I have now been able for the first time to reproduce the issue on one of my development systems, with somewhat surprising insights:
I experience the issue at a certain location, not at others (!). Interesting enough when using the local network uplink (WiFi and DSL) but likewise when using my mobile phone for the uplink. However the issue does not occur using the same uplink routes when I enable my VPN tunnel! So with VPN I see an improvement of a factor 1000 immediately. Regardless of the network route. The important detail here: the VPN peer I connect to is located on exactly that system, I operate the VPN service myself (wireguard). Which indeed does make a difference to routing inside the server system.
Without VPN I experience massive packages losses (I can see those using tcpdump
and wireshark
). I see no package losses when I enable the VPN. Certainly VPN in some cases takes care of package losses, but the massively raised throughput tells me that this is not the only benefit here. The difference seems to be either the local routing inside the peer system (the server) (packages traveling out through different interfaces) or maybe some form of problem with network borders that depends on the package size and content (I know little about such details).

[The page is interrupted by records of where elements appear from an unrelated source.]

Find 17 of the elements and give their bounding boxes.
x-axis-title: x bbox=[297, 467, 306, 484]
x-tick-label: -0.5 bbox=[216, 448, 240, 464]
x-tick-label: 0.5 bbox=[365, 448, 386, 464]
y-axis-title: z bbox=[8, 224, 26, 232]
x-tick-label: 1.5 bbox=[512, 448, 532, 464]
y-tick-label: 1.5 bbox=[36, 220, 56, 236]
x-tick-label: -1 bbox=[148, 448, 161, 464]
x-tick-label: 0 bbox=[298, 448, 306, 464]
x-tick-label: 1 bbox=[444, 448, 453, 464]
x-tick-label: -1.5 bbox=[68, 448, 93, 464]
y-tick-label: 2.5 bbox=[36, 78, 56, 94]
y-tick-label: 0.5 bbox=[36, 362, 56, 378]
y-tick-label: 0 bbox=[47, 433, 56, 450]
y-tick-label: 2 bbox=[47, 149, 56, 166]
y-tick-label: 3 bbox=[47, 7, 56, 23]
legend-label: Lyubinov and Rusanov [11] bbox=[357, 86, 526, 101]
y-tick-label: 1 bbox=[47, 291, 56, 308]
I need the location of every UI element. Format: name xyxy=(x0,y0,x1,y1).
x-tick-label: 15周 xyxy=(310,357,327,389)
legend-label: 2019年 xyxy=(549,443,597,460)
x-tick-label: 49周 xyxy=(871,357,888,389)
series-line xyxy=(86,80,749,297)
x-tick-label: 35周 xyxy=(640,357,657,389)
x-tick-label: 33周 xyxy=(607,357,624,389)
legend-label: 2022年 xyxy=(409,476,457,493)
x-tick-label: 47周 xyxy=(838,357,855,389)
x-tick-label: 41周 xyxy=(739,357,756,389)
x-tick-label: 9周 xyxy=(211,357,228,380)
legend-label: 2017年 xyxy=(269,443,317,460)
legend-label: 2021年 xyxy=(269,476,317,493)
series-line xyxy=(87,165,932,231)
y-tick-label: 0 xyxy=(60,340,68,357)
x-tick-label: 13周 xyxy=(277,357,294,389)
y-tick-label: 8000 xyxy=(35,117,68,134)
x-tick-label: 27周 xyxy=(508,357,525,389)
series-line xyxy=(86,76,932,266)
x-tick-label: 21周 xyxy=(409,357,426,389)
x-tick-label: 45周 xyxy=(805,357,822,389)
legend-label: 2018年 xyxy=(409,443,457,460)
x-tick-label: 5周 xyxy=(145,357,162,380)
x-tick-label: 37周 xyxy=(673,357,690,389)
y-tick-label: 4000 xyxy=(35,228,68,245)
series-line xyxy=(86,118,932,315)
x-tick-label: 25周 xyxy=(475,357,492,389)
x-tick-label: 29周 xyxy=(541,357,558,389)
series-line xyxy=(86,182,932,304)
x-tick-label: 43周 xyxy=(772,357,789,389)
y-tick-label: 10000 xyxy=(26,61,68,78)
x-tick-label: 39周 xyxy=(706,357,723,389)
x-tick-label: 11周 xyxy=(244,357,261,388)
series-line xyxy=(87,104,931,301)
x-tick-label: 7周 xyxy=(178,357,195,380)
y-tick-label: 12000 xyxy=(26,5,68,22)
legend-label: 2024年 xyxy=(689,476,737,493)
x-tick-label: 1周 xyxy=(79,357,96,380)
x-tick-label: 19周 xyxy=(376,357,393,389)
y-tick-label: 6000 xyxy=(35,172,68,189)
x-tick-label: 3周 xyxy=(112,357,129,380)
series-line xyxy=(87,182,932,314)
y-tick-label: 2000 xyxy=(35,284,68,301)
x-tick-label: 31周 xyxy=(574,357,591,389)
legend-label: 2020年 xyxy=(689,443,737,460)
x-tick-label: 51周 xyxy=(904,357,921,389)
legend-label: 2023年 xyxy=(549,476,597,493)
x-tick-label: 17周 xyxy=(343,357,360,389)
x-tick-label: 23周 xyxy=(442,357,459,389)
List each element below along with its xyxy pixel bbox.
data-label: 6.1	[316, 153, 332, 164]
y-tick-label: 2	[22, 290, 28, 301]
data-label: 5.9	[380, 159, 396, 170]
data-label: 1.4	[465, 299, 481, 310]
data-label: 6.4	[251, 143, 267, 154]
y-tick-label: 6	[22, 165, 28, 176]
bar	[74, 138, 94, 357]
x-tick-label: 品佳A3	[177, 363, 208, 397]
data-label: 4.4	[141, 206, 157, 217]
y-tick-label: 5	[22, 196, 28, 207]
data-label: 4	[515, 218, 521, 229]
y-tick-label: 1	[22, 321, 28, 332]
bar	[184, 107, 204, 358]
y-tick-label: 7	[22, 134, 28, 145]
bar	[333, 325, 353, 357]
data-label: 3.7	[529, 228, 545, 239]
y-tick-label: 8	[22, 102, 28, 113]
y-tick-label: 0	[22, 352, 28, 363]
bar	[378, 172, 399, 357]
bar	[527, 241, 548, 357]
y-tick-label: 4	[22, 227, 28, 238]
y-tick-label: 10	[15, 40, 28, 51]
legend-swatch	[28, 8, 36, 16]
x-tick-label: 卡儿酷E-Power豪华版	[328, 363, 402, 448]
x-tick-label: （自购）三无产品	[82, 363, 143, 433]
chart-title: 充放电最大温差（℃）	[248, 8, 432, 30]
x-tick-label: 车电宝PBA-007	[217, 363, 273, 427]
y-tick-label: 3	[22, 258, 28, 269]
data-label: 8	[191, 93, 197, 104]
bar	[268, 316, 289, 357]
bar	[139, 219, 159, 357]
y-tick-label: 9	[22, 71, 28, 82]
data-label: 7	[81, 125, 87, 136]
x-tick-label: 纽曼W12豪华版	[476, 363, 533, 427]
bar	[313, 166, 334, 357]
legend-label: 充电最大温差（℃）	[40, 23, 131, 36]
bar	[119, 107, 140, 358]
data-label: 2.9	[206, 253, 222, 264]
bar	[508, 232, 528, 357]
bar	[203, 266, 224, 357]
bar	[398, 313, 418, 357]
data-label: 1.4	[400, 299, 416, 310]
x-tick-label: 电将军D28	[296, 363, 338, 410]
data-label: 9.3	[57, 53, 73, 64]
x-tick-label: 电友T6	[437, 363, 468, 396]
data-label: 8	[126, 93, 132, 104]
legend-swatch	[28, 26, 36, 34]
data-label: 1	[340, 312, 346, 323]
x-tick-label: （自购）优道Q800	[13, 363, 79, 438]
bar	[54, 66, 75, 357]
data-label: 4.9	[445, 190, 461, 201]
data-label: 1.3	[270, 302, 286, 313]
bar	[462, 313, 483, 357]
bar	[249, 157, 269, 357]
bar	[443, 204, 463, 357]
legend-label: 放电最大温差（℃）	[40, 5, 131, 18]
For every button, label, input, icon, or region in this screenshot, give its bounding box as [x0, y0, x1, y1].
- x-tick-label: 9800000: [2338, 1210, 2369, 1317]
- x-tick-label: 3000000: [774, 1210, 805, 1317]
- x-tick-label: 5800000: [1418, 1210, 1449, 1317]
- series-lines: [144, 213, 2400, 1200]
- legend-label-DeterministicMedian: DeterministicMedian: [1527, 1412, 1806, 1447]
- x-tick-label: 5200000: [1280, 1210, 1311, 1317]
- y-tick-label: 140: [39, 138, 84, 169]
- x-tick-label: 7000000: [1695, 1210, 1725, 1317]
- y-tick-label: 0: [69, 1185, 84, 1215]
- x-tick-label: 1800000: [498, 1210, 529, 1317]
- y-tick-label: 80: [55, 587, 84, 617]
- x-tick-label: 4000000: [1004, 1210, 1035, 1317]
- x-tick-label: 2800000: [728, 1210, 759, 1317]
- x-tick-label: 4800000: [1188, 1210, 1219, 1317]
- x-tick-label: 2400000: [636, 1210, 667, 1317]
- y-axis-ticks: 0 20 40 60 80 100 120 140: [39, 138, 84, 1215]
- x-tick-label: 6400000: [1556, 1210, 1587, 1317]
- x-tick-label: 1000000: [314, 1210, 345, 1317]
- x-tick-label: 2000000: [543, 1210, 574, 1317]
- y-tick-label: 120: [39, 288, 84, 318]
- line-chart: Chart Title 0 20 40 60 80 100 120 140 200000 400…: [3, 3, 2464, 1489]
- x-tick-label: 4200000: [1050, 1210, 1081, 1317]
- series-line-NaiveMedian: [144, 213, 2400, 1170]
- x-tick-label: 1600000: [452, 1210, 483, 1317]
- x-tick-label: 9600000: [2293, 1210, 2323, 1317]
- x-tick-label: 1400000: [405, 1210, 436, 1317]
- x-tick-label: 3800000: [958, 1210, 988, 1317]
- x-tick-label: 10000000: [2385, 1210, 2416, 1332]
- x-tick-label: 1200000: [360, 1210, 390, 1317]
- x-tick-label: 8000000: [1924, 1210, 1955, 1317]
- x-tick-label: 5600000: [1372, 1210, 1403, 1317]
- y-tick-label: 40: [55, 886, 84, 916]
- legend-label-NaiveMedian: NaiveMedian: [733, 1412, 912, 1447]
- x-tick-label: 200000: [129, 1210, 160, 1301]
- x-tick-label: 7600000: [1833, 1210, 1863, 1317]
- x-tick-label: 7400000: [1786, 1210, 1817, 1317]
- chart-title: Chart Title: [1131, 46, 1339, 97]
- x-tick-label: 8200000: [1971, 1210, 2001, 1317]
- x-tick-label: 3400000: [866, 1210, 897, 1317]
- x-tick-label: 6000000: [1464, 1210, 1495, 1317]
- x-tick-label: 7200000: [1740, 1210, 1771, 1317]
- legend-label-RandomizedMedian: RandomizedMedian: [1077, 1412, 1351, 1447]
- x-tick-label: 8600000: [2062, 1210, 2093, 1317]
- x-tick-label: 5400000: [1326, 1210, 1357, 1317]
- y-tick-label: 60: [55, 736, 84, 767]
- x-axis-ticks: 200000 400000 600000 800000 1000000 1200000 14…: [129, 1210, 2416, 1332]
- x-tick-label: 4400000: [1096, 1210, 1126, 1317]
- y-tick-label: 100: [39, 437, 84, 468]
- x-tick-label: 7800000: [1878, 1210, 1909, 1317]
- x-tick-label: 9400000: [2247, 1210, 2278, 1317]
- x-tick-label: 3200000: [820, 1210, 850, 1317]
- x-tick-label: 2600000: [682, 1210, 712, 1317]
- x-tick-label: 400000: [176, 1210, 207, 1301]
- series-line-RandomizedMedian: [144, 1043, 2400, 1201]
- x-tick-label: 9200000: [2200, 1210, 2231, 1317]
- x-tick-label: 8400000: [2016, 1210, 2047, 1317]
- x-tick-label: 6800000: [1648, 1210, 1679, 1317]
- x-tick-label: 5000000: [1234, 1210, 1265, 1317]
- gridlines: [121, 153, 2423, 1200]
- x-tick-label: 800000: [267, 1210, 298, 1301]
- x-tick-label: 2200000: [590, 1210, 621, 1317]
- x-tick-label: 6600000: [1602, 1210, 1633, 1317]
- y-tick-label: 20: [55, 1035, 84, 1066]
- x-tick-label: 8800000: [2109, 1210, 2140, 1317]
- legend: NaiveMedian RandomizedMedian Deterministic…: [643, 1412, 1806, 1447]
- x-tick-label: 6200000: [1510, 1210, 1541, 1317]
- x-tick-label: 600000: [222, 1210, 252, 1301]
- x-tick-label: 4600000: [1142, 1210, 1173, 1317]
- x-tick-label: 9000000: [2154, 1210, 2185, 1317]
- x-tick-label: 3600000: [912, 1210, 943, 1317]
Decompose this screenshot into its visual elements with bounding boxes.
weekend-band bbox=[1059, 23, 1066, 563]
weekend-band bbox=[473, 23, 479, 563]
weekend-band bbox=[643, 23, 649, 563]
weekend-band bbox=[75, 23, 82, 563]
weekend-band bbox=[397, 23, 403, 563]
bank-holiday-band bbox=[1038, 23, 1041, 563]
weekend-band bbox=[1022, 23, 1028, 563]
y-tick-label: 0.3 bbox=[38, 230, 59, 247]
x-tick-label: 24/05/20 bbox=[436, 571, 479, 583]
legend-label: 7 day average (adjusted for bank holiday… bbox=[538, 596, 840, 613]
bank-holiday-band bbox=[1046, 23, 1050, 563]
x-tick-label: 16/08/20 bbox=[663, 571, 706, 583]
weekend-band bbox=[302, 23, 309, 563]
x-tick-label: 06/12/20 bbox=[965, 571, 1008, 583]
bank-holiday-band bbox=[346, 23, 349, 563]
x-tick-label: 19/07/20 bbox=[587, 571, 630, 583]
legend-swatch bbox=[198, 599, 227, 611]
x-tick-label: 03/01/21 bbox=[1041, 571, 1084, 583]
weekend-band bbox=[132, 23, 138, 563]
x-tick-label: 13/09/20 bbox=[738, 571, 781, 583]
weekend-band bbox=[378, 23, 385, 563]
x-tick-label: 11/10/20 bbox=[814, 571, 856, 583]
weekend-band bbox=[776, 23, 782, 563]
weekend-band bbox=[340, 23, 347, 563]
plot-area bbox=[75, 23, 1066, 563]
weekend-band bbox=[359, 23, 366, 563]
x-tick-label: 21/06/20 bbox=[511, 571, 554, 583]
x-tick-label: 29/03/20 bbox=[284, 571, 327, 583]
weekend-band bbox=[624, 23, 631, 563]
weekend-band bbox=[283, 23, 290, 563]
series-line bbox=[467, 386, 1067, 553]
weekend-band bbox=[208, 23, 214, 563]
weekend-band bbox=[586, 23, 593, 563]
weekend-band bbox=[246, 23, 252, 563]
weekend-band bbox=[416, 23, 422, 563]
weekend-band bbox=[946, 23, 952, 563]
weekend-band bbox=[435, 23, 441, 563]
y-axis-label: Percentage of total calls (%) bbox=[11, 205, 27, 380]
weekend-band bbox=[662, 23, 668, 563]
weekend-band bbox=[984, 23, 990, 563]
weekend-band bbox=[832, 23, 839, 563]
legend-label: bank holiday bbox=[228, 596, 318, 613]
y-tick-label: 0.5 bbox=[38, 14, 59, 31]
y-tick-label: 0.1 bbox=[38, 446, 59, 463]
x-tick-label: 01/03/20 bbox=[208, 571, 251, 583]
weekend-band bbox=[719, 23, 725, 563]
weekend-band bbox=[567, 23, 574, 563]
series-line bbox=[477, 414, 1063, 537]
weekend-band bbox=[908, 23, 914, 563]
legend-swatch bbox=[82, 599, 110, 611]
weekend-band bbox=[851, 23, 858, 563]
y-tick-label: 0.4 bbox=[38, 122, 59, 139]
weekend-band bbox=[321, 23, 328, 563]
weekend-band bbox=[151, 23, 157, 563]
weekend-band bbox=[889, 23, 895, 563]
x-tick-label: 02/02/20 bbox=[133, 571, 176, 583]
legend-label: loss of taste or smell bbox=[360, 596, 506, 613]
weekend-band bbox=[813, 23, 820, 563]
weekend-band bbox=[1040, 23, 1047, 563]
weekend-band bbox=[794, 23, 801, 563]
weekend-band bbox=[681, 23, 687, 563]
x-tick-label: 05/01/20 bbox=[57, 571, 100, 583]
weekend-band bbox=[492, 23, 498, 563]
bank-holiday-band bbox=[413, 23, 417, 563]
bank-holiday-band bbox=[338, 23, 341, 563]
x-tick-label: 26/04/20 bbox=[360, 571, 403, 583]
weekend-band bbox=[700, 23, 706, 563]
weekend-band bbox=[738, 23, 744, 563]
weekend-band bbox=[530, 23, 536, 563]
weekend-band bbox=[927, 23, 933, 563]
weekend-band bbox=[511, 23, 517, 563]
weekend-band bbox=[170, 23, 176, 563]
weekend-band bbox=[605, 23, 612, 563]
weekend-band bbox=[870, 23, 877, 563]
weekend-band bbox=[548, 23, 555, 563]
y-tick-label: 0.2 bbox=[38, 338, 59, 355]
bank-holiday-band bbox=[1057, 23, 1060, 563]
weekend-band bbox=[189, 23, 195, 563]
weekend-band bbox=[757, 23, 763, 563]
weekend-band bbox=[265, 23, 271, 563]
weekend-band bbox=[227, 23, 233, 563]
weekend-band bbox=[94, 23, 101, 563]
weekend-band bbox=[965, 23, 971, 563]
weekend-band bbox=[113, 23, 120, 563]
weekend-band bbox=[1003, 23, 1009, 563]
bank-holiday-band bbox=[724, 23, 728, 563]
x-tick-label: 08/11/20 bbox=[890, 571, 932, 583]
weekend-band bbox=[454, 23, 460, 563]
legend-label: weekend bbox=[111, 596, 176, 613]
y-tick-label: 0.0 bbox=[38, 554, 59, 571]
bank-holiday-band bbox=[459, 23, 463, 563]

You can see that I am at a loss here. I would like to understand what possible issues I might be looking at. So that I can address the providers support people (they actually do have in depth knowledge, I talked to one months ago about a different issue, I was impressed by his skills and the time he invested).
Are there more tests I could apply to further narrow down the issue?
Does anyone have an idea what the actual cause of the issue might be?